As far as I can see it, this leaves us with three options: Go back to the neighbours and offer to pay for all (or a significant % of) their underground conversion costGet the air-conditioning installed and 'see what happens'Do nothing and wait ~5-10 years until our whole street gets converted to underground power before getting air-conditioning  
We are leaning towards #2 as it will keep costs low, will ensure we have aircon before summer hits & we assume if the cable does burn out we won't be required to pay for the neighbours connection but despite the electrician recommending it to us it seems a little dodgy!  
What are your thoughts? I have put an image below to help.

----------


## phild01

Hi OverI, your image does not appear and could be the file size is too large. Try reducing the image file size to under 1Mb and upload again.

----------


## OverInterview

I tried to re-upload my image as per your suggestion but now it appears by whole post has been removed. Any idea how I can get this back?

----------


## phild01

> I tried to re-upload my image as per your suggestion but now it appears by whole post has been removed. Any idea how I can get this back?
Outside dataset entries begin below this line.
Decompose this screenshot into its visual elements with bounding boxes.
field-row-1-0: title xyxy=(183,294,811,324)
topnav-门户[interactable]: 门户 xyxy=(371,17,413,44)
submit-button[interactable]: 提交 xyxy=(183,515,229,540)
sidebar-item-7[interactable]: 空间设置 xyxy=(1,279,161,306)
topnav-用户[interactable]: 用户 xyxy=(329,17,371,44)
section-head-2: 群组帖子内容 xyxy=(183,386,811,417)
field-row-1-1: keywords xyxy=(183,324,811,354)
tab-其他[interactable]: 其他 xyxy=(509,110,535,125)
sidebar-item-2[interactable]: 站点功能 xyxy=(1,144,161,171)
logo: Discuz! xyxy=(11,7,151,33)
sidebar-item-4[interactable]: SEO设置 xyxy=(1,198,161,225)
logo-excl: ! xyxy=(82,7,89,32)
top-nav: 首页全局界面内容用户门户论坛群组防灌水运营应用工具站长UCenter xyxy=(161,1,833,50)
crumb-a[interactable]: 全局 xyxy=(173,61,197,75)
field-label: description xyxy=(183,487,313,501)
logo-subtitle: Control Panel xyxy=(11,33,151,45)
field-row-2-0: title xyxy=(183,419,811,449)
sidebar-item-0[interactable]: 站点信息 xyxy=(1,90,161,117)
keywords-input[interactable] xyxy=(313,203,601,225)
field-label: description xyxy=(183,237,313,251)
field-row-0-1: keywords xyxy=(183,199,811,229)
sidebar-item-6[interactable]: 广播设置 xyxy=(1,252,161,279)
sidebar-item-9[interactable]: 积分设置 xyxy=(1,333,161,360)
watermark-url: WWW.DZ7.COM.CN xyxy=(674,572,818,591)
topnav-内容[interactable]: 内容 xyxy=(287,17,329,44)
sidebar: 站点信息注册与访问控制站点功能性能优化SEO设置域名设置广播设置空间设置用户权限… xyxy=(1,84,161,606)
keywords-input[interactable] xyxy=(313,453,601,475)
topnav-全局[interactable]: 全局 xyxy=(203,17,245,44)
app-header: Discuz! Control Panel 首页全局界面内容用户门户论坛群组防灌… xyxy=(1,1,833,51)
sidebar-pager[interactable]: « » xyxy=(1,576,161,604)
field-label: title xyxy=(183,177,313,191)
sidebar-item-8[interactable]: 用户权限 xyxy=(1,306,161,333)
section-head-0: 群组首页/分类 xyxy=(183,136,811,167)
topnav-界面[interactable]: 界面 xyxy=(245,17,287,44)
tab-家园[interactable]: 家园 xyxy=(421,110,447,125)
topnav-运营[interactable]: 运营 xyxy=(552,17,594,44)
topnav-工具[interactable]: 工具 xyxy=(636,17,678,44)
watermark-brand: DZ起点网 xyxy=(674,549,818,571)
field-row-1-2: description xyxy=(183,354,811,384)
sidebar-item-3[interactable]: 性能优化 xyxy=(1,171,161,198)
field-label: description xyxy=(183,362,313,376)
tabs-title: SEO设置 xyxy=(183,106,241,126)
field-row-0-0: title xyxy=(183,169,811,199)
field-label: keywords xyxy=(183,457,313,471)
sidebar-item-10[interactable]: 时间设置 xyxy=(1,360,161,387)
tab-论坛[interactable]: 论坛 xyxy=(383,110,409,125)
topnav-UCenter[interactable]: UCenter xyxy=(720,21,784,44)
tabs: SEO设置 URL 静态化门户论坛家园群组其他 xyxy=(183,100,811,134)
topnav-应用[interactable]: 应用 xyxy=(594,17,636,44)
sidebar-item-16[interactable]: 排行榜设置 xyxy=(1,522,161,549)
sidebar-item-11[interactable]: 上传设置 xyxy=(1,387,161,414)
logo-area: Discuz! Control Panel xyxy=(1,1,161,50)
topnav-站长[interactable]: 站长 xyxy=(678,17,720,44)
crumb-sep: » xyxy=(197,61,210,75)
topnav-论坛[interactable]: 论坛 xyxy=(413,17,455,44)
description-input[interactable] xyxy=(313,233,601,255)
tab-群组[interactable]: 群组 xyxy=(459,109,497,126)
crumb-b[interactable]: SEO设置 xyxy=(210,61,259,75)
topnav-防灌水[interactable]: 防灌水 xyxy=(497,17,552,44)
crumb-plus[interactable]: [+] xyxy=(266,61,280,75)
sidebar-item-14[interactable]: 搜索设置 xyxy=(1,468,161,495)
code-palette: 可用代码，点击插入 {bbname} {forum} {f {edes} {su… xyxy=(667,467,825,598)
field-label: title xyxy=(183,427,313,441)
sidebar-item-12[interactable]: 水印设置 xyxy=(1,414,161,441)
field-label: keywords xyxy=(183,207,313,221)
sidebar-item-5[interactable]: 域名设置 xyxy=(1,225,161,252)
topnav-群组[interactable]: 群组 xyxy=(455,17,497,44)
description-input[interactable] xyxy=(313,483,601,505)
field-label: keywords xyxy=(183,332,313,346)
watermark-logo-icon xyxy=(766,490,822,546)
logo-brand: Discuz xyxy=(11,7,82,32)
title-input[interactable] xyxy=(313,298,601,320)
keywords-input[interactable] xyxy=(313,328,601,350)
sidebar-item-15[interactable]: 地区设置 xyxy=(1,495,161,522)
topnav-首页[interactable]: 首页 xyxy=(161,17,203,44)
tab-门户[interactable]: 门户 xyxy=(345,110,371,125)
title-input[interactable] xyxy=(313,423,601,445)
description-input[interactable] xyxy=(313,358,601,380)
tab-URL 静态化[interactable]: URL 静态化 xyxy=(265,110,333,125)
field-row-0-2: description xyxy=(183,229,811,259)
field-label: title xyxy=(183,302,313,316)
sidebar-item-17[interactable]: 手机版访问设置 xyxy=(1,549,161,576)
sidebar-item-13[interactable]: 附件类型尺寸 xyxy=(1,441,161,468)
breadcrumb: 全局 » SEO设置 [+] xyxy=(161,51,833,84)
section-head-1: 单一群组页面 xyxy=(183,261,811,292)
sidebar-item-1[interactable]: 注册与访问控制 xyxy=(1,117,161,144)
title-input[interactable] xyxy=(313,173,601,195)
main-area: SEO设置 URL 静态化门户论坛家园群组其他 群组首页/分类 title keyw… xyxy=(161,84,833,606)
  Weird but it is back again.

----------


## r3nov8or

> Weird but it is back again.

  Nup, no can see

----------


## droog

> Nup, no can see

   Try over here https://www.renovateforum.com/f195/u...3/#post1140942 
Maybe mods can sort the two threads.

----------


## phild01

> Nup, no can see

  But it is there when I look  
Follow Droog's suggestion:
Closing this thread, not required.

----------


## phild01

.

----------